Entre os pedidos da ação, os três cidadãos pleiteiam a paralisação das obras para construção da subestação. Em janeiro de 2011, o juiz Gustavo Zago Rabelo negou um pedido de liminar para suspender a empreitada. Naquela oportunidade, o magistrado considerou que a ausência da provas pré-constituídas (que já existem antes do processo) aptas para formar o juízo de “convicção razoável” sobre a legalidade das obras. “Embora este magistrado não questione a urgência da medida, ainda mais sendo esta de natureza ambiental, é cedido que para concessão da tutela antecipada, se faz estar presente a prova inequívoca da verossimilhança do alegado, a qual resta ausente nestes autos”, indicou
Nos autos do processo, os autores da ação popular listam reportagens jornalísticas e um trabalho acadêmico sobre o risco à população que vive próxima às redes de alta tensão. Já a defesa da EDP Escelsa trouxe um parecer técnico, encomendado pela própria empresa a uma consultoria independente, que minimizou os riscos à população vizinha às torres com fios de alta tensão.
Entretanto, o juiz Gustavo Rabelo entendeu que nenhum dos laudos poderia ser admitido como a verdade absoluta: “Cada uma das partes trouxe sua versão para os efeitos das redes de transmissão eletromagnéticas, sem que nenhuma destas, possa subsidiar de maneira imparcial este magistrado”.
Além dessa ação popular, a Justiça estadual também examina uma ação civil pública, movida pelo Ministério Público Estadual (MPE), contra as obras da subestação da EDP Escelsa. Em ambos os casos, o Judiciário vai analisar a transação feita durante o governo Paulo Hartung, que hoje é conselheiro do grupo EDP – Energias do Brasil SA (dono da ex-estatal, que é responsável pelo serviço de distribuição de energia no Estado).
Em reportagens publicadas ao longo dessa semana, o jornal Século Diário revelou que o ex-governador foi nomeado como membro do Conselho de Administração do grupo após episódios de favorecimento à empresa em seu governo. Além da alienação do terreno para a construção da subestação sem o aval da PGE no final de dezembro de 2008, o peemedebista também concedeu R$ 290 milhões em incentivos fiscais à Escelsa há menos de um mês do final de seu mandato, em 2010.

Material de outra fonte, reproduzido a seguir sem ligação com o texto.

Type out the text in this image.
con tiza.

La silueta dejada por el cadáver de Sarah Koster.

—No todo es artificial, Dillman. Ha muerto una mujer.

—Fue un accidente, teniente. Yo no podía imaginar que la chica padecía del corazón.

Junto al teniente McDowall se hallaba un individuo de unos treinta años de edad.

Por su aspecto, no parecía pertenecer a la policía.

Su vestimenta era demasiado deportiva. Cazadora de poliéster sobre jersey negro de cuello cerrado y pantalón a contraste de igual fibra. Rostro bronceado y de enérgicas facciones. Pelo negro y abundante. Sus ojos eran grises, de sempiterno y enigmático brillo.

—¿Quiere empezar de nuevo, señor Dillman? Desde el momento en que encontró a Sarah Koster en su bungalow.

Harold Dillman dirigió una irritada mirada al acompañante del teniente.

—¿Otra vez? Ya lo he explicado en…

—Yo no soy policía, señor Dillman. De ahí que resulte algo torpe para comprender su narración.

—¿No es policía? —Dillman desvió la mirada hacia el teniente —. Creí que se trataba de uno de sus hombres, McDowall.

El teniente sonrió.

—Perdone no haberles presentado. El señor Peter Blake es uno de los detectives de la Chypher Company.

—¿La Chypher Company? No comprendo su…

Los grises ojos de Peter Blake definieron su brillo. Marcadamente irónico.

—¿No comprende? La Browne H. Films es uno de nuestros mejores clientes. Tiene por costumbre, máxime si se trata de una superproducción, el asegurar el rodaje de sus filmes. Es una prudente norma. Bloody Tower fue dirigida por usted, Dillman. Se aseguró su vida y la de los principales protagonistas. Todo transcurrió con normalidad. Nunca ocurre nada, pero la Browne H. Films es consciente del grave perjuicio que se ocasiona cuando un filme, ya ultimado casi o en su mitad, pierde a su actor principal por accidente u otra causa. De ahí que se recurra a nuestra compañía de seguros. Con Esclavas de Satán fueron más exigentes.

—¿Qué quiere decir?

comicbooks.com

Antes disso, em março de 2008, o então secretário estadual da Fazenda, José Teófilo de Oliveira – que hoje é sócio do ex-governador no escritório de consultoria Éconos – garantiu a renúncia fiscal de R$ 127,8 milhões para a empresa Santa Fé Energia SA, que também é do grupo EDP. Os incentivos foram destinados a construção de uma Pequena Central Hidrelétrica (PCH) no município de Alegre (região Caparaó). Somados, o total de deferimentos chega a R$ 420 milhões, o que os coloca no rol dos maiores contemplados pelo Programa de Incentivo ao Investimento no Estado (Invest-ES) na chamada Era Hartung.